This year it is 100 years since the peaceful dissolution of the very loose union between Sweden and Norway that had existed since the end of the Napoleonic wars nearly a century earlier.
Up until then, Norway had been ruled from Copenhagen as a part of Denmark for centuries. But Denmark ended up on the wrong side of the cataclysm of Europe of those days, while Sweden ended up on the other side. As Russia managed to secure the sovereignity of Finland, which up until then had been part of Sweden, Norway was then given to Sweden as some sort of compensation.
But Norway was never ruled from Stockholm in the way it had been ruled from Copenhagen. The two countries had the same king and the same foreign policy, but that was it. Democracy came to Norway well before it come to Sweden, the country decided all its domestic affairs on its own, and even built up its own defence forces, including fortifications along the border with Sweden.
Nevertheless, the union was unsustainable, and was peacefully dissolved in 1905, thus giving Norway its modern independence.

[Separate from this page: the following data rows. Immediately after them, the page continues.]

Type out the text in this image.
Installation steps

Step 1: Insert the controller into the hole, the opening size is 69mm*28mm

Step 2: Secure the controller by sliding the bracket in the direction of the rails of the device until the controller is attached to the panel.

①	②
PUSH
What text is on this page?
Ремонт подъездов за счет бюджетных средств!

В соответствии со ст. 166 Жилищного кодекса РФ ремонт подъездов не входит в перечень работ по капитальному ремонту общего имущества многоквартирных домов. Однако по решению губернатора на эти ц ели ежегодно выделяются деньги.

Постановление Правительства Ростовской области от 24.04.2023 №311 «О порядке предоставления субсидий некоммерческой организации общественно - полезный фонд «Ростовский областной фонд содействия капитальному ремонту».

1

To celebrate this, a number of seminars are being arranged. I have already spoken to one in Copenhagen, and today I have spent the day in Oslo on another one. They are useful fora for reflections not only on a common past in the Nordic area, but also on common challenges in the future.
But I was struck by how Norway fels lost in the new Europe. Always a staunch member of NATO, it now feels that NATO matters less, and that Norway matters less within this NATO. Parliamentarians at the seminar spoke about their feeling of Norway being marginalized in foreign and security affairs in Europe.
Increasingly, they are starting to look towards the European Union again.
They have tried twice before. But by thin margins, referenda in both 1972 and 1994 have failed to produce sufficient support for membership. There was always the feeling that one could do at the least as well outside.
There was the fish, the oil and… NATO.
But now all of this is starting to change. The fish needs to be exported, and the rest of Europe is the key market, although access to that market is proving increasingly challenging. And NATO isn’t what it used to be in providing an important fora in foreign and security affairs for Norway.
We’ll see where this takes our Norwegian neighbours during the years to come. The elections in September for the Storting will either reaffirm the existing centre-right government or pave the way for a new one of the centre-left, with opinion polls at the moment indicating that the later alternative is the more probable.
But on these bigger question it’s unlikely to make much of a difference. The centre-left is as split on the European issue as is the centre-right. And it’s this split that leads to the progressive further marginalization of Norway in Europe.
Sooner or later this will change. The union with Sweden did not work, but to be part of a union with all of Europe is clearly the road for the future. I’ll put my money on Norway submitting an application for memberwship of the European Union within the next five years.